Apresentou o arcabouço fiscal. Depois de reuniões com partidos, setores da indústria e comércio, sindicatos e lideranças políticas, o governo apresentou a proposta de âncora fiscal para substituir o teto de gastos (uma promessa de campanha) no fim de março. Elogiada por parte do empresariado e criticada por parte da esquerda, a proposta deve ser apresentada ao Congresso na semana que vem. Lira tem prometido aprová-la, com possíveis ajustes.

Encampou uma reforma tributária. O segundo ponto, tem repetido Haddad, é a aprovação da revisão dos impostos no Brasil. Com endosso à PEC 45, o governo luta pela transformação de cinco impostos em um imposto único (IVA) e quer que essa medida seja aprovada até o segundo semestre.

Briga com o Banco Central pelos juros altos. Uma luta que Lula quase tem levado para o pessoal é a diminuição da taxa básica de juros, a Selic, atualmente em 13,75%. O petista mantém abertamente as críticas no presidente do BC, Roberto Campos Neto, sob o argumento de que a taxa atrapalha o desenvolvimento da economia e afeta os mais pobres.

Se a meta está errada, muda-se a meta. O que não é compreensível é imaginar que um empresário vá tomar dinheiro emprestado a essa taxa de juros."
Lula, na quinta passada

Revogação dos sigilos. Em decreto assinado no dia 1º de janeiro, Lula pediu que a CGU (Controladoria-Geral da União) revisasse as imposições de Bolsonaro.

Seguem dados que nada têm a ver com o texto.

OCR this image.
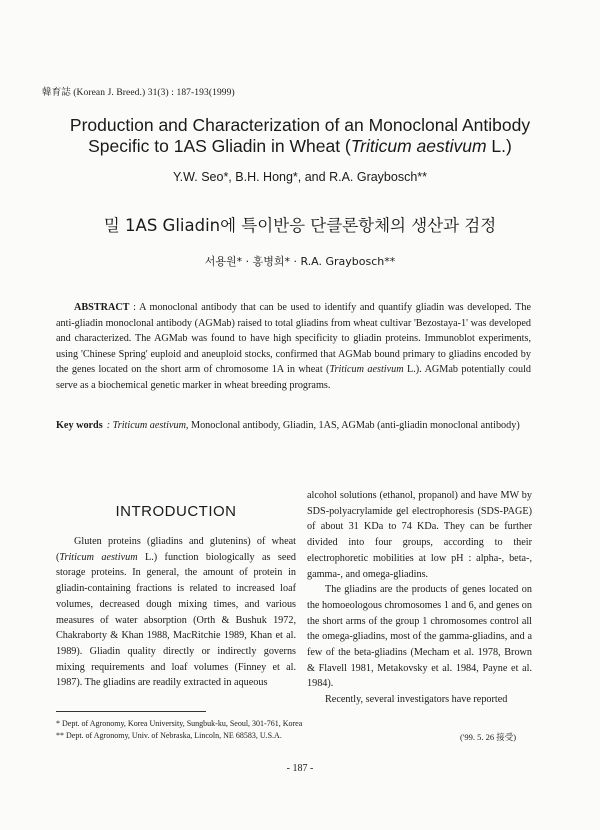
韓育誌 (Korean J. Breed.) 31(3) : 187-193(1999)
Production and Characterization of an Monoclonal Antibody
Specific to 1AS Gliadin in Wheat (Triticum aestivum L.)
Y.W. Seo*, B.H. Hong*, and R.A. Graybosch**
밀 1AS Gliadin에 특이반응 단클론항체의 생산과 검정
서용원* · 홍병희* · R.A. Graybosch**

ABSTRACT : A monoclonal antibody that can be used to identify and quantify gliadin was developed. The anti-gliadin monoclonal antibody (AGMab) raised to total gliadins from wheat cultivar 'Bezostaya-1' was developed and characterized. The AGMab was found to have high specificity to gliadin proteins. Immunoblot experiments, using 'Chinese Spring' euploid and aneuploid stocks, confirmed that AGMab bound primary to gliadins encoded by the genes located on the short arm of chromosome 1A in wheat (Triticum aestivum L.). AGMab potentially could serve as a biochemical genetic marker in wheat breeding programs.

Key words : Triticum aestivum, Monoclonal antibody, Gliadin, 1AS, AGMab (anti-gliadin monoclonal antibody)
INTRODUCTION

Gluten proteins (gliadins and glutenins) of wheat (Triticum aestivum L.) function biologically as seed storage proteins. In general, the amount of protein in gliadin-containing fractions is related to increased loaf volumes, decreased dough mixing times, and various measures of water absorption (Orth & Bushuk 1972, Chakraborty & Khan 1988, MacRitchie 1989, Khan et al. 1989). Gliadin quality directly or indirectly governs mixing requirements and loaf volumes (Finney et al. 1987). The gliadins are readily extracted in aqueous

alcohol solutions (ethanol, propanol) and have MW by SDS-polyacrylamide gel electrophoresis (SDS-PAGE) of about 31 KDa to 74 KDa. They can be further divided into four groups, according to their electrophoretic mobilities at low pH : alpha-, beta-, gamma-, and omega-gliadins.

The gliadins are the products of genes located on the homoeologous chromosomes 1 and 6, and genes on the short arms of the group 1 chromosomes control all the omega-gliadins, most of the gamma-gliadins, and a few of the beta-gliadins (Mecham et al. 1978, Brown & Flavell 1981, Metakovsky et al. 1984, Payne et al. 1984).

Recently, several investigators have reported

* Dept. of Agronomy, Korea University, Sungbuk-ku, Seoul, 301-761, Korea
** Dept. of Agronomy, Univ. of Nebraska, Lincoln, NE 68583, U.S.A.	('99. 5. 26 接受)
- 187 -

No início de fevereiro, o órgão anunciou a reavaliação de 234 sigilos impostos pelo ex-presidente. Foram divulgados as visitas dos filhos de Bolsonaro ao Palácio do Planalto, os gastos com o cartão corporativo, o estoque de vacina contra a covid-19 durante a pandemia, entre outros pedidos. Alguns, como o cartão de vacinação do ex-presidente, ainda não foram revelados.